Quand nous prions la Liturgie des Heures, notre prière se coule dans celle de l’Eglise-Epouse, laquelle, au nom de toute l’humanité, coule elle-même la sienne dans celle du Christ intercesseur. Il est instructif de souligner cette précieuse objectivité de la Liturgie des Heures, par contraste – mais non en opposition – avec les formes plus personnelles de prières, telle que la méditation ou l’oraison, par exemple.
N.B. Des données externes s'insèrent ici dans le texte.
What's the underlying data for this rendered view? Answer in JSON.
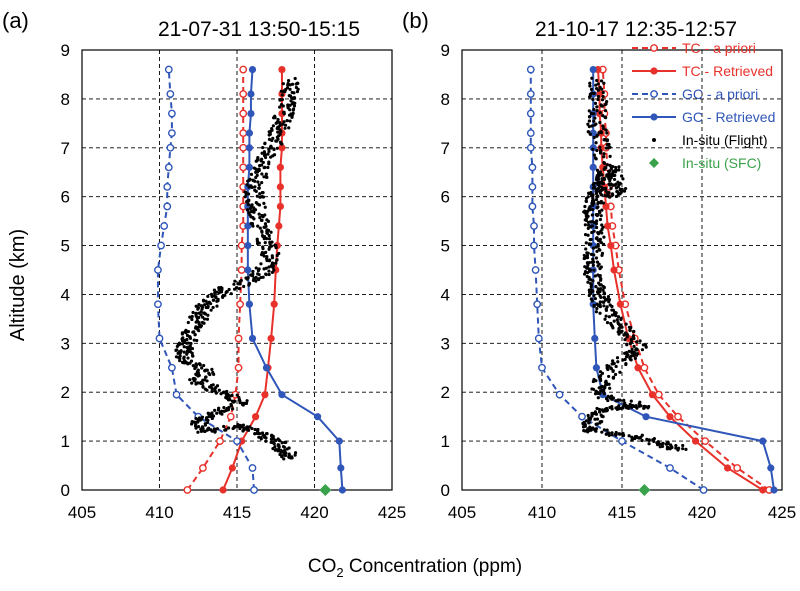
{
  "figure": {
    "ylabel": "Altitude  (km)",
    "xlabel_main": "CO",
    "xlabel_sub": "2",
    "xlabel_rest": " Concentration (ppm)"
  },
  "colors": {
    "tc": "#e8312a",
    "gc": "#2f56b8",
    "insitu_flight": "#000000",
    "insitu_sfc": "#3aa24a"
  },
  "chart_data": [
    {
      "type": "line",
      "panel_label": "(a)",
      "title": "21-07-31  13:50-15:15",
      "xlim": [
        405,
        425
      ],
      "ylim": [
        0,
        9
      ],
      "xticks": [
        405,
        410,
        415,
        420,
        425
      ],
      "yticks": [
        0,
        1,
        2,
        3,
        4,
        5,
        6,
        7,
        8,
        9
      ],
      "grid": true,
      "series": [
        {
          "name": "TC - a priori",
          "style": "dashed-open",
          "color": "#e8312a",
          "x": [
            411.8,
            412.8,
            413.9,
            414.6,
            414.9,
            415.1,
            415.1,
            415.2,
            415.3,
            415.3,
            415.4,
            415.4,
            415.4,
            415.4,
            415.4,
            415.4,
            415.4,
            415.4,
            415.4
          ],
          "y": [
            0,
            0.45,
            1.0,
            1.5,
            1.95,
            2.5,
            3.1,
            3.8,
            4.5,
            5.0,
            5.4,
            5.8,
            6.2,
            6.6,
            7.0,
            7.3,
            7.7,
            8.1,
            8.6
          ]
        },
        {
          "name": "TC - Retrieved",
          "style": "solid-filled",
          "color": "#e8312a",
          "x": [
            414.1,
            414.7,
            415.3,
            416.2,
            416.8,
            417.0,
            417.2,
            417.4,
            417.5,
            417.6,
            417.7,
            417.8,
            417.8,
            417.8,
            417.9,
            417.9,
            417.9,
            417.9,
            417.9
          ],
          "y": [
            0,
            0.45,
            1.0,
            1.5,
            1.95,
            2.5,
            3.1,
            3.8,
            4.5,
            5.0,
            5.4,
            5.8,
            6.2,
            6.6,
            7.0,
            7.3,
            7.7,
            8.1,
            8.6
          ]
        },
        {
          "name": "GC - a priori",
          "style": "dashed-open",
          "color": "#2f56b8",
          "x": [
            416.1,
            416.0,
            415.0,
            412.5,
            411.1,
            410.8,
            410.0,
            409.9,
            409.9,
            410.1,
            410.3,
            410.5,
            410.5,
            410.6,
            410.7,
            410.8,
            410.8,
            410.7,
            410.6
          ],
          "y": [
            0,
            0.45,
            1.0,
            1.5,
            1.95,
            2.5,
            3.1,
            3.8,
            4.5,
            5.0,
            5.4,
            5.8,
            6.2,
            6.6,
            7.0,
            7.3,
            7.7,
            8.1,
            8.6
          ]
        },
        {
          "name": "GC - Retrieved",
          "style": "solid-filled",
          "color": "#2f56b8",
          "x": [
            421.8,
            421.7,
            421.6,
            420.2,
            417.9,
            416.9,
            416.0,
            415.8,
            415.7,
            415.7,
            415.7,
            415.7,
            415.7,
            415.8,
            415.8,
            415.8,
            415.9,
            415.9,
            416.0
          ],
          "y": [
            0,
            0.45,
            1.0,
            1.5,
            1.95,
            2.5,
            3.1,
            3.8,
            4.5,
            5.0,
            5.4,
            5.8,
            6.2,
            6.6,
            7.0,
            7.3,
            7.7,
            8.1,
            8.6
          ]
        },
        {
          "name": "In-situ (Flight)",
          "style": "dots",
          "color": "#000000",
          "x": [
            418.5,
            418.0,
            417.5,
            416.5,
            415.0,
            413.0,
            412.5,
            413.8,
            415.5,
            414.0,
            412.5,
            413.0,
            412.0,
            411.5,
            411.7,
            412.0,
            412.5,
            412.8,
            413.5,
            414.2,
            416.0,
            416.8,
            417.2,
            416.8,
            416.5,
            416.3,
            416.1,
            416.2,
            416.6,
            416.9,
            417.5,
            417.8,
            418.2,
            418.4,
            418.5
          ],
          "y": [
            0.65,
            0.8,
            1.0,
            1.2,
            1.3,
            1.2,
            1.4,
            1.6,
            1.8,
            2.0,
            2.2,
            2.4,
            2.6,
            2.8,
            3.0,
            3.2,
            3.5,
            3.7,
            3.9,
            4.1,
            4.3,
            4.5,
            4.8,
            5.1,
            5.4,
            5.7,
            6.0,
            6.3,
            6.6,
            6.9,
            7.2,
            7.5,
            7.8,
            8.1,
            8.4
          ]
        },
        {
          "name": "In-situ (SFC)",
          "style": "diamond",
          "color": "#3aa24a",
          "x": [
            420.7
          ],
          "y": [
            0
          ]
        }
      ]
    },
    {
      "type": "line",
      "panel_label": "(b)",
      "title": "21-10-17  12:35-12:57",
      "xlim": [
        405,
        425
      ],
      "ylim": [
        0,
        9
      ],
      "xticks": [
        405,
        410,
        415,
        420,
        425
      ],
      "yticks": [
        0,
        1,
        2,
        3,
        4,
        5,
        6,
        7,
        8,
        9
      ],
      "grid": true,
      "legend": "top-right",
      "series": [
        {
          "name": "TC - a priori",
          "style": "dashed-open",
          "color": "#e8312a",
          "x": [
            424.2,
            422.2,
            420.2,
            418.5,
            417.3,
            416.4,
            415.8,
            415.2,
            414.8,
            414.6,
            414.4,
            414.3,
            414.2,
            414.1,
            414.0,
            414.0,
            413.9,
            413.9,
            413.8
          ],
          "y": [
            0,
            0.45,
            1.0,
            1.5,
            1.95,
            2.5,
            3.1,
            3.8,
            4.5,
            5.0,
            5.4,
            5.8,
            6.2,
            6.6,
            7.0,
            7.3,
            7.7,
            8.1,
            8.6
          ]
        },
        {
          "name": "TC - Retrieved",
          "style": "solid-filled",
          "color": "#e8312a",
          "x": [
            423.8,
            421.6,
            419.6,
            418.0,
            416.9,
            416.0,
            415.4,
            414.9,
            414.5,
            414.3,
            414.1,
            414.0,
            413.9,
            413.8,
            413.7,
            413.7,
            413.6,
            413.6,
            413.5
          ],
          "y": [
            0,
            0.45,
            1.0,
            1.5,
            1.95,
            2.5,
            3.1,
            3.8,
            4.5,
            5.0,
            5.4,
            5.8,
            6.2,
            6.6,
            7.0,
            7.3,
            7.7,
            8.1,
            8.6
          ]
        },
        {
          "name": "GC - a priori",
          "style": "dashed-open",
          "color": "#2f56b8",
          "x": [
            420.1,
            418.0,
            415.0,
            412.5,
            411.1,
            410.0,
            409.8,
            409.7,
            409.6,
            409.5,
            409.5,
            409.4,
            409.4,
            409.4,
            409.3,
            409.3,
            409.3,
            409.3,
            409.3
          ],
          "y": [
            0,
            0.45,
            1.0,
            1.5,
            1.95,
            2.5,
            3.1,
            3.8,
            4.5,
            5.0,
            5.4,
            5.8,
            6.2,
            6.6,
            7.0,
            7.3,
            7.7,
            8.1,
            8.6
          ]
        },
        {
          "name": "GC - Retrieved",
          "style": "solid-filled",
          "color": "#2f56b8",
          "x": [
            424.5,
            424.3,
            423.8,
            416.5,
            413.8,
            413.4,
            413.3,
            413.2,
            413.2,
            413.2,
            413.2,
            413.2,
            413.2,
            413.2,
            413.2,
            413.2,
            413.2,
            413.2,
            413.2
          ],
          "y": [
            0,
            0.45,
            1.0,
            1.5,
            1.95,
            2.5,
            3.1,
            3.8,
            4.5,
            5.0,
            5.4,
            5.8,
            6.2,
            6.6,
            7.0,
            7.3,
            7.7,
            8.1,
            8.6
          ]
        },
        {
          "name": "In-situ (Flight)",
          "style": "dots",
          "color": "#000000",
          "x": [
            418.6,
            417.5,
            415.5,
            413.2,
            413.1,
            413.4,
            415.0,
            416.5,
            414.0,
            413.5,
            414.2,
            415.2,
            416.0,
            415.5,
            414.6,
            413.9,
            413.6,
            413.4,
            413.2,
            413.1,
            413.3,
            413.3,
            413.1,
            413.2,
            413.4,
            413.6,
            413.8,
            414.5,
            414.8,
            414.3,
            413.8,
            413.5,
            413.4,
            413.5,
            413.6
          ],
          "y": [
            0.85,
            0.95,
            1.1,
            1.2,
            1.4,
            1.6,
            1.7,
            1.7,
            1.9,
            2.1,
            2.4,
            2.7,
            2.9,
            3.2,
            3.4,
            3.7,
            3.9,
            4.1,
            4.4,
            4.7,
            5.0,
            5.3,
            5.6,
            5.8,
            6.0,
            6.2,
            6.4,
            6.6,
            6.2,
            6.0,
            6.8,
            7.2,
            7.6,
            8.0,
            8.4
          ]
        },
        {
          "name": "In-situ (SFC)",
          "style": "diamond",
          "color": "#3aa24a",
          "x": [
            416.4
          ],
          "y": [
            0
          ]
        }
      ]
    }
  ]
}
C’est la grâce propre du bréviaire de nous faire entrer en profondeur dans les divers temps liturgiques ainsi que dans les sentiments du Christ et de l’Eglise, laquelle prie toujours les psaumes dans une perspective supra-individuelle, les appliquant au peuple de Dieu et surtout au Christ lui-même.
Ce que je suis comme prêtre et ce à quoi je suis appelé comme prêtre me dépassent absolument. Ce n’est pas mon affaire. Entre la mission qui m’est confiée et ce que je suis par moi-même, il y a une radicale disproportion, qui n’est franchie que par la grâce de Dieu. Et elle l’est ! Ah ! comme elle s’applique à nous, la formule de Paul : « Ce qu’il y a de faible dans le monde, voilà ce que Dieu a choisi pour la confusion de ce qui est fort ! » (1Co 1, 27b).
De par son triple ministère prophétique, sacerdotal et pastoral, le prêtre est en quelque sorte dépossédé de lui-même. Et cela dans une double direction. En direction de Jésus tout d’abord, dont il sera le simple porte-parole, à l’Eucharistie duquel il sera voué et dont il devra rendre présente la charité pastorale. Et en direction du peuple qui lui est confié et à qui il sera donné comme prophète, comme célébrant dans la liturgie et comme pasteur.
Cette dépossession de soi par le ministère s’exprime logiquement sur les trois plans où l’homme est porté spontanément à s’assurer de lui-même, à s’affirmer, à savoir l’exercice autonome de la liberté, la jouissance sexuelle et la transmission de la vie, et enfin la possession de biens terrestres. D’où une triple dépossession du prêtre par son sacerdoce, celle de l’obéissance, celle de la chasteté et du célibat, et celle de la pauvreté.